Ascoltare con consapevolezza è una forma attiva di percezione della realtà che va oltre il coglierne gli elementi più materiali e manifesti (come ad esempio il senso letterale di una parola udita) e ne percepisce anche le sfumature più sottili e nascoste; una sorta di viaggio al confine tra il suono udibile e il suono non udibile.
La pratica Nāda Yoga ci mette nelle condizioni di sviluppare un ascolto più attento soprattutto dei suoni di cui noi stessi siamo fatti e di quelli che, consapevolmente, sperimentiamo nella pratica attiva del canto e delle vocalizzazioni. In un certo senso il Nāda Yoga ci abitua ad ascoltare non solo con l’orecchio esterno ma con tutti i nostri recettori, fino a percepire dove vibra un suono nel corpo e che tipo di emozione sta sorgendo in corrispondenza di un determinato intervallo musicale.
Nel Nāda Yoga la voce assume un ruolo centrale; sempre secondo Mukunda infatti, la voce manifesta l’espressione più autentica della nostra personalità e delle nostre emozioni. Il termine stesso per-sona (attraverso il suono) ci indica come l’individuo si caratterizzi maggiormente per il suo “suono”, più che per il modo in cui appare o agisce nel mondo. Il Nāda Yoga però ci dice qualcosa di ancora più radicale: ogni essere non è contraddistinto solo dalla sua voce, unica e irripetibile, ma anche da una vibrazione specifica, che Mukunda chiama “tonica individuale”. Quando la nostra voce e la nostra frequenza vibratoria sono allineate, le nostre energie sono nel pieno delle loro potenzialità, con evidenti effetti sullo stato psicofisico della persona.

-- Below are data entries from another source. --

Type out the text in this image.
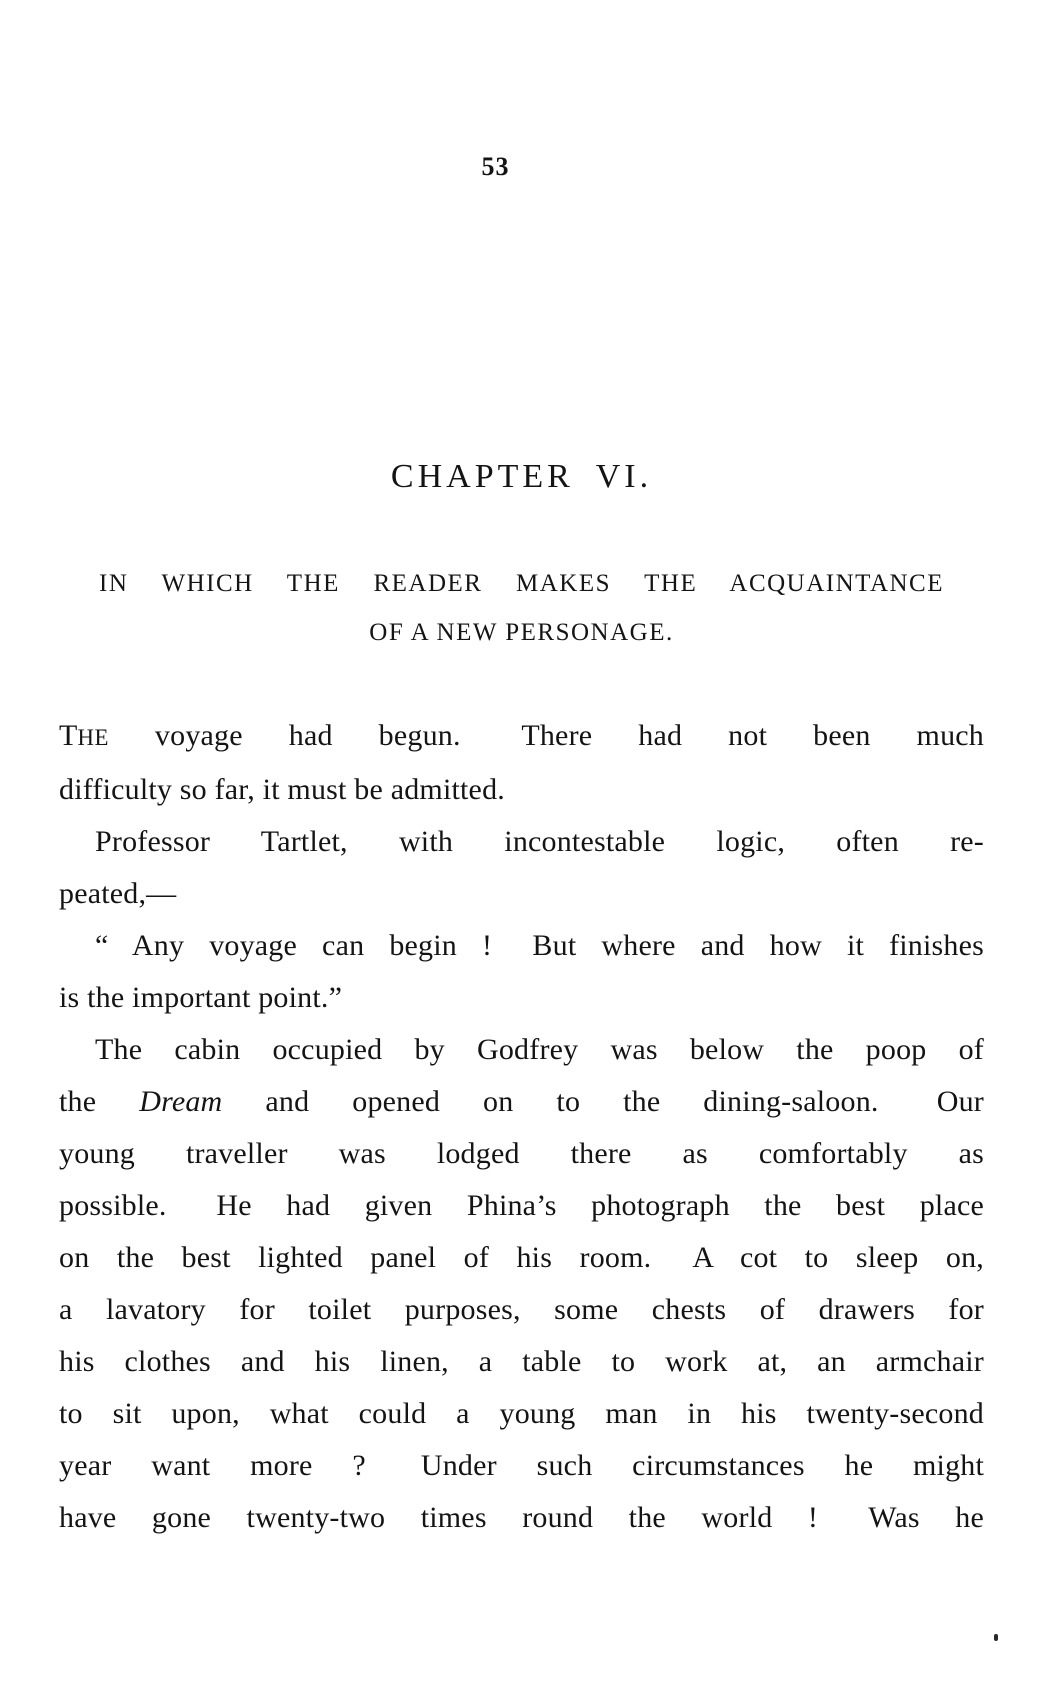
53
CHAPTER VI.
IN WHICH THE READER MAKES THE ACQUAINTANCE
OF A NEW PERSONAGE.
THE voyage had begun.  There had not been much
difficulty so far, it must be admitted.
Professor Tartlet, with incontestable logic, often re-
peated,—
“ Any voyage can begin !  But where and how it finishes
is the important point.”
The cabin occupied by Godfrey was below the poop of
the Dream and opened on to the dining-saloon.  Our
young traveller was lodged there as comfortably as
possible.  He had given Phina’s photograph the best place
on the best lighted panel of his room.  A cot to sleep on,
a lavatory for toilet purposes, some chests of drawers for
his clothes and his linen, a table to work at, an armchair
to sit upon, what could a young man in his twenty-second
year want more ?  Under such circumstances he might
have gone twenty-two times round the world !  Was he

È bene chiarire che nelle pratiche di Nāda Yoga non è necessario essere “bravi” cantanti né tantomeno dei musicisti, perché l’esperienza del suono prescinde dai canoni estetici e si affida piuttosto all’ascolto consapevole del corpo e delle sensazioni. È per questo motivo che la maggior parte delle tecniche insegnate da Mukunda possono essere anche definite come meditazioni con il suono.
Attraverso le scale musicali trasformative, l’intonazione del mantra AUM (in accordo ad un antico e quasi dimenticato insegnamento) e diversi tipi di meditazione sul suono, chiunque avrà la possibilità di sperimentare l’effetto trasformativo e liberatorio di queste pratiche.